A new report describes how to evaluate the association between air pollution exposure and health
- RI-URBANS project has published a report on the best practices to evaluate the association between exposure to nanoparticles and health outcomes
- The document includes new air quality metrics and will be applied in some of the pilot’s cities of the project (Barcelona, Athens, and Zurich).
The RI-URBANS project has published a report on the best practices for evaluating the association between short-term exposure to air pollution and health outcomes (mortality and morbidity).
Developed by the Barcelona Institute of Global Health (ISGlobal) in Spain, the document is part of Work Package 2, which focuses on evaluating the use of measurements of new air quality metrics, especially nanoparticles, for improved health impact assessment and epidemiological health studies.

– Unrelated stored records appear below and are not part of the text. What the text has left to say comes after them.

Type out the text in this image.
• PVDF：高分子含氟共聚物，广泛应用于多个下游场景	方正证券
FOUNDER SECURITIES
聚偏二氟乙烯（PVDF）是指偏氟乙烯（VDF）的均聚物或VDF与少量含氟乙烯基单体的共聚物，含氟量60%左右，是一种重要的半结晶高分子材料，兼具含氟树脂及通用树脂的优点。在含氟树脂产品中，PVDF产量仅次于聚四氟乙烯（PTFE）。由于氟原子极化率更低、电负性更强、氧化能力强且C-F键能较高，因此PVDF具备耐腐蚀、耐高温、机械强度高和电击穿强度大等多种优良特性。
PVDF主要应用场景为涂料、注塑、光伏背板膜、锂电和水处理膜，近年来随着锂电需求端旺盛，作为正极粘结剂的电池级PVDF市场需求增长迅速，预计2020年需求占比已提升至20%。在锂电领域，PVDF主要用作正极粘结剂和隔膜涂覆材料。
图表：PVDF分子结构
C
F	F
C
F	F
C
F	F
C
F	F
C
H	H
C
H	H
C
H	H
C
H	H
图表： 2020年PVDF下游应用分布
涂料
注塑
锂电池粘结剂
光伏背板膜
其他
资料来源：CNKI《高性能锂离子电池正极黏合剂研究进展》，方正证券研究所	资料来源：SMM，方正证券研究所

All the recommendations described in the report can be applied to any air pollutant, including nanoparticles. The report also includes recommendations on the type of data needed, sources for the health data, and common challenges of health data collection. A summary of two types of analyses, time series analysis and health impact assessment, completes the document.
This report addresses one of the RI-URBANS’ tasks: improving the evaluation of health effects in epidemiologic time series studies. Here particulate matter, particulate matter components, black carbon, nanoparticles, and individual source contributions are used to complement data on regulated pollutants (PM2.5, PM10, NO2) for epidemiological studies and impact assessment. This allows demonstrating the added value of new metrics beyond routinely measured pollutants.
The document links the time series of new air quality metrics to those of daily mortality and hospital admissions and meteorological parameters. The authors will also analyse some pilot cities (Barcelona, Spain; Athens, Greece; and Zurich, Switzerland) and analyse additional cities from the compiled time series in Work Package 1.